The icy ooze rushed over his head. Padric automatically tried to inhale and choked. He couldn’t breathe. He couldn’t see. He couldn’t Padric Sufur’s eyes snapped open and he sat up with a gasp. He flailed wildly about his bed for a moment before realizing that the slime was gone, the wailing silent. He had successfully left the Dream.
Padric wrapped long, thin arms around his chest, acclimating himself to his real shape. It was bony and inefficient. KellReech had a lower center of gravity and more dextrous fingers. Chipk had many legs and eyes and soft brown fur. Padric’s body was mostly hairless and his hands were awkward. His face was lean, unlined, and hawk-like, with a long nose and thin lips. His body was equally lean, with long limbs and hands. Out of the Dream, Padric had allowed a few wrinkles to creep across his face to remind him that, despite appearances, eighty-eight wasn’t young even for a human.
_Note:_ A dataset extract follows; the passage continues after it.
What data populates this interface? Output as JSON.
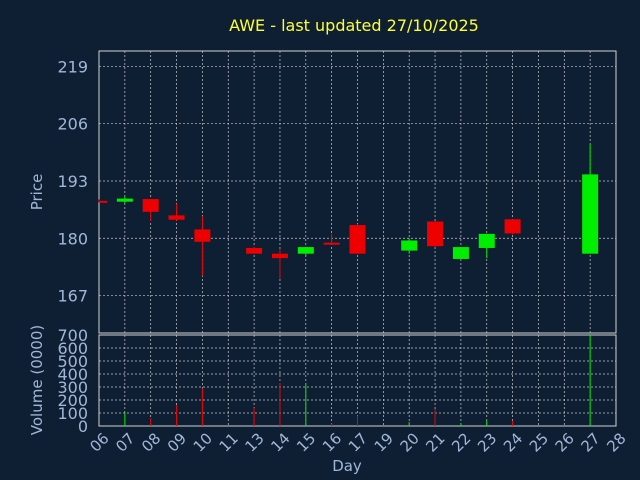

The bedroom had already raised the temperature to the toasty warmth he preferred upon awakening from the Dream, but a chill suffused his bones. Padric’s room was large and spare, furnished with only a bed, endtable, and wardrobe. Like each room in the rest of his home, this one was a clear dome with, in Padric’s considered opinion, the most beautiful view in the universe.
The estate occupied most of an asteroid, and it consisted of a series of above-ground half-bubbles blown from the rock and sand of the asteroid itself and reinforced with clear polymers. Thick carpets went right up to the edge of the dome, where the floor became the pocked surface of the asteroid. If Padric dimmed the lights, making the dome effectively invisible, it looked as if the room were standing in the middle of a vast desert beneath a soft black sky and steady, shining stars. And the gas giant, of course.
The ringed gas giant, which Padric had named Gem, dominated the heavens, and her rainbow surface was often chased by raging storms large enough to engulf entire planets. Padric’s asteroid currently skated the giant’s icy ring, making it look as if a glittering, blue-white road stretched past the horizon. An entire team of what Padric called his “gardeners” did nothing but scan the asteroid’s projected orbit for ring debris and remove anything that might punch a hole in, or even scratch, the domes. It was terribly expensive, especially when the asteroid’s orbit carried it through the ring itself, but the view was well worth it.